WELLS, Greta H., Geography and the Environment, University of Texas at Austin, 305 E. 23rd St., Austin, TX 78712,

Gullfoss is one of Iceland’s most visited tourist sites, a majestic two-tiered waterfall where the Hvítá River thunders over a 32-meter drop into the Hvítárgljúfur canyon. The waterfall and canyon are some of the most obvious lines of evidence for the paleofloods that surged across the region ~9500 years BP. Over a span of 100-200 years, a series of floods drained the ice-dammed glacial lake Kjölur in the south-central Icelandic highlands. The largest events reached an estimated maximum peak discharge of 3 x 105 m3 s-1, ranking them among the largest known floods in Iceland and on earth (Tómasson, 1993).

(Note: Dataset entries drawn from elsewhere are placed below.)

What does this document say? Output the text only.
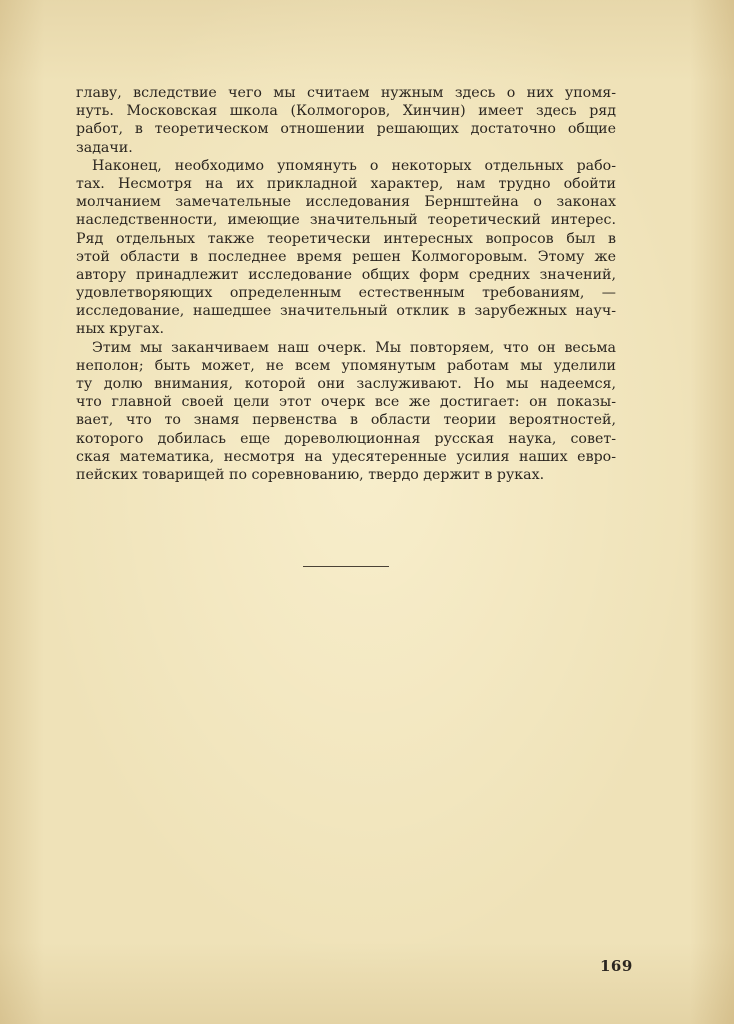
главу, вследствие чего мы считаем нужным здесь о них упомя-
нуть. Московская школа (Колмогоров, Хинчин) имеет здесь ряд
работ, в теоретическом отношении решающих достаточно общие
задачи.
Наконец, необходимо упомянуть о некоторых отдельных рабо-
тах. Несмотря на их прикладной характер, нам трудно обойти
молчанием замечательные исследования Бернштейна о законах
наследственности, имеющие значительный теоретический интерес.
Ряд отдельных также теоретически интересных вопросов был в
этой области в последнее время решен Колмогоровым. Этому же
автору принадлежит исследование общих форм средних значений,
удовлетворяющих определенным естественным требованиям, —
исследование, нашедшее значительный отклик в зарубежных науч-
ных кругах.
Этим мы заканчиваем наш очерк. Мы повторяем, что он весьма
неполон; быть может, не всем упомянутым работам мы уделили
ту долю внимания, которой они заслуживают. Но мы надеемся,
что главной своей цели этот очерк все же достигает: он показы-
вает, что то знамя первенства в области теории вероятностей,
которого добилась еще дореволюционная русская наука, совет-
ская математика, несмотря на удесятеренные усилия наших евро-
пейских товарищей по соревнованию, твердо держит в руках.
169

Geomorphologic evidence for catastrophic floods abounds along the estimated drainage routes, including cataract networks, canyons, spillways, strath terraces, boulder bars, and scoured bedrock.

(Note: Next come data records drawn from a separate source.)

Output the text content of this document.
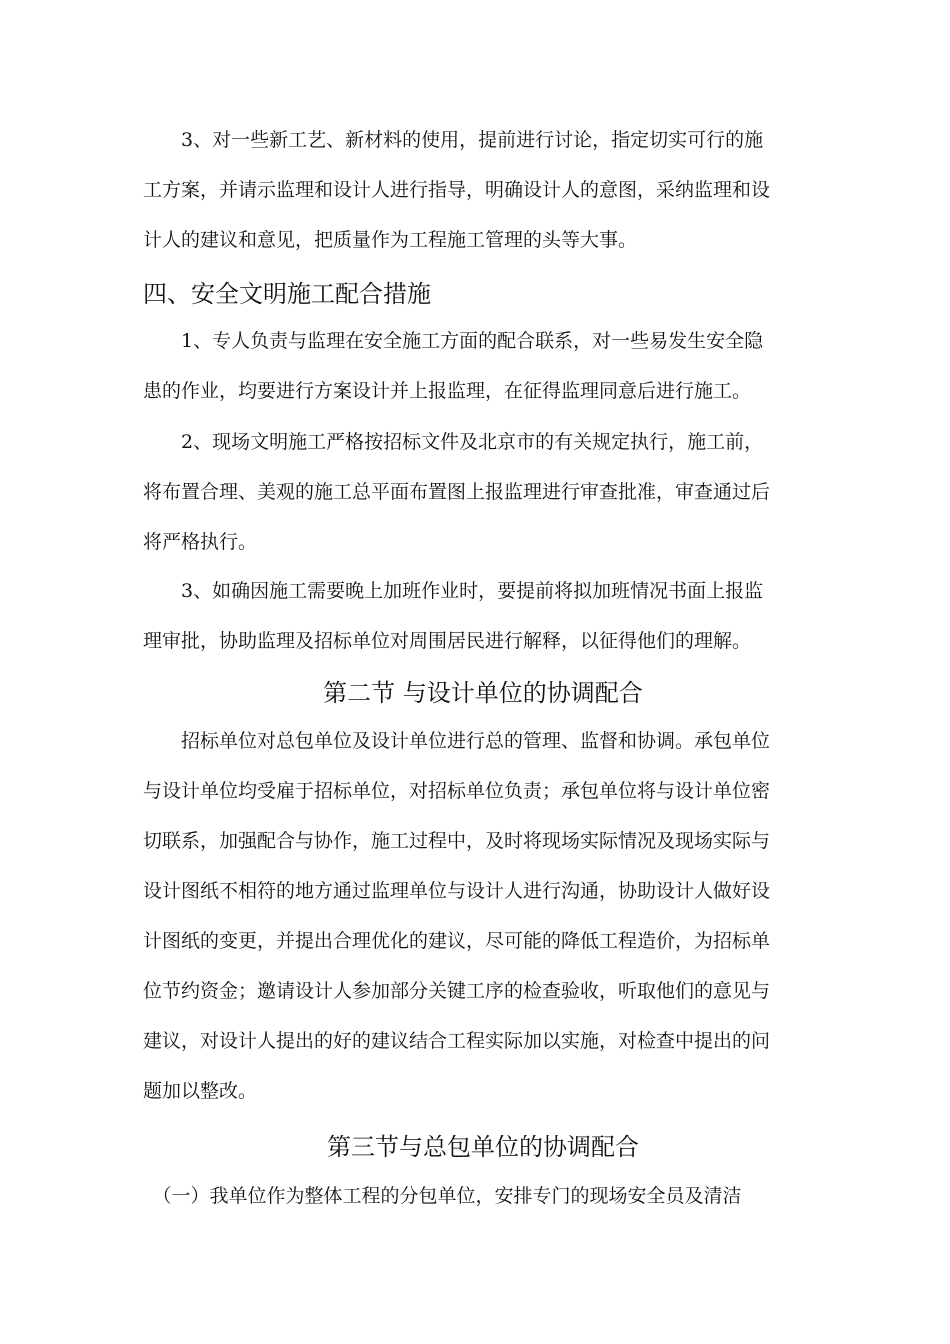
　　3、对一些新工艺、新材料的使用，提前进行讨论，指定切实可行的施
工方案，并请示监理和设计人进行指导，明确设计人的意图，采纳监理和设
计人的建议和意见，把质量作为工程施工管理的头等大事。
四、安全文明施工配合措施
　　1、专人负责与监理在安全施工方面的配合联系，对一些易发生安全隐
患的作业，均要进行方案设计并上报监理，在征得监理同意后进行施工。
　　2、现场文明施工严格按招标文件及北京市的有关规定执行，施工前，
将布置合理、美观的施工总平面布置图上报监理进行审查批准，审查通过后
将严格执行。
　　3、如确因施工需要晚上加班作业时，要提前将拟加班情况书面上报监
理审批，协助监理及招标单位对周围居民进行解释，以征得他们的理解。
第二节 与设计单位的协调配合
　　招标单位对总包单位及设计单位进行总的管理、监督和协调。承包单位
与设计单位均受雇于招标单位，对招标单位负责；承包单位将与设计单位密
切联系，加强配合与协作，施工过程中，及时将现场实际情况及现场实际与
设计图纸不相符的地方通过监理单位与设计人进行沟通，协助设计人做好设
计图纸的变更，并提出合理优化的建议，尽可能的降低工程造价，为招标单
位节约资金；邀请设计人参加部分关键工序的检查验收，听取他们的意见与
建议，对设计人提出的好的建议结合工程实际加以实施，对检查中提出的问
题加以整改。
第三节与总包单位的协调配合
　（一）我单位作为整体工程的分包单位，安排专门的现场安全员及清洁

Most recent research on Icelandic glacial outburst floods—known as jökulhlaups—has focused on floods generated by volcanic and geothermal activity beneath Iceland’s southernmost ice caps; yet only a few studies have examined the Hvítá floods. A pioneering study by Tómasson (1993) reconstructed these paleofloods based on geomorphologic evidence, paleolake strandlines, tephrochronology, and sedimentology. This project seeks to build on previous research by employing new methods to better constrain flood timing, magnitude, and routing. This presentation reports on initial field work in the Kjölur-Hvítá-Gullfoss region. It has three main goals: 1) to present geomorphologic field evidence along the estimated flood route, including features not reported in Tómasson’s study; 2) to outline a sampling strategy for geochronological analysis, namely sediment profiles and cosmogenic nuclide dating of bedrock surfaces; and 3) to situate the Hvítá jökulhlaups in the broader context of catastrophic flood geomorphology in Iceland, with specific comparison to the Jökulsá á Fjöllum river channel and Jökulsárgljúfur canyon, which exhibit many similar features. This research will yield insight into ice-dammed proglacial lake drainage dynamics, an increasingly important field in light of rapid climate-induced glacial lake expansion worldwide. It also has excellent potential to bridge the gap between academic research and public outreach since results could be communicated to such a high number of international visitors.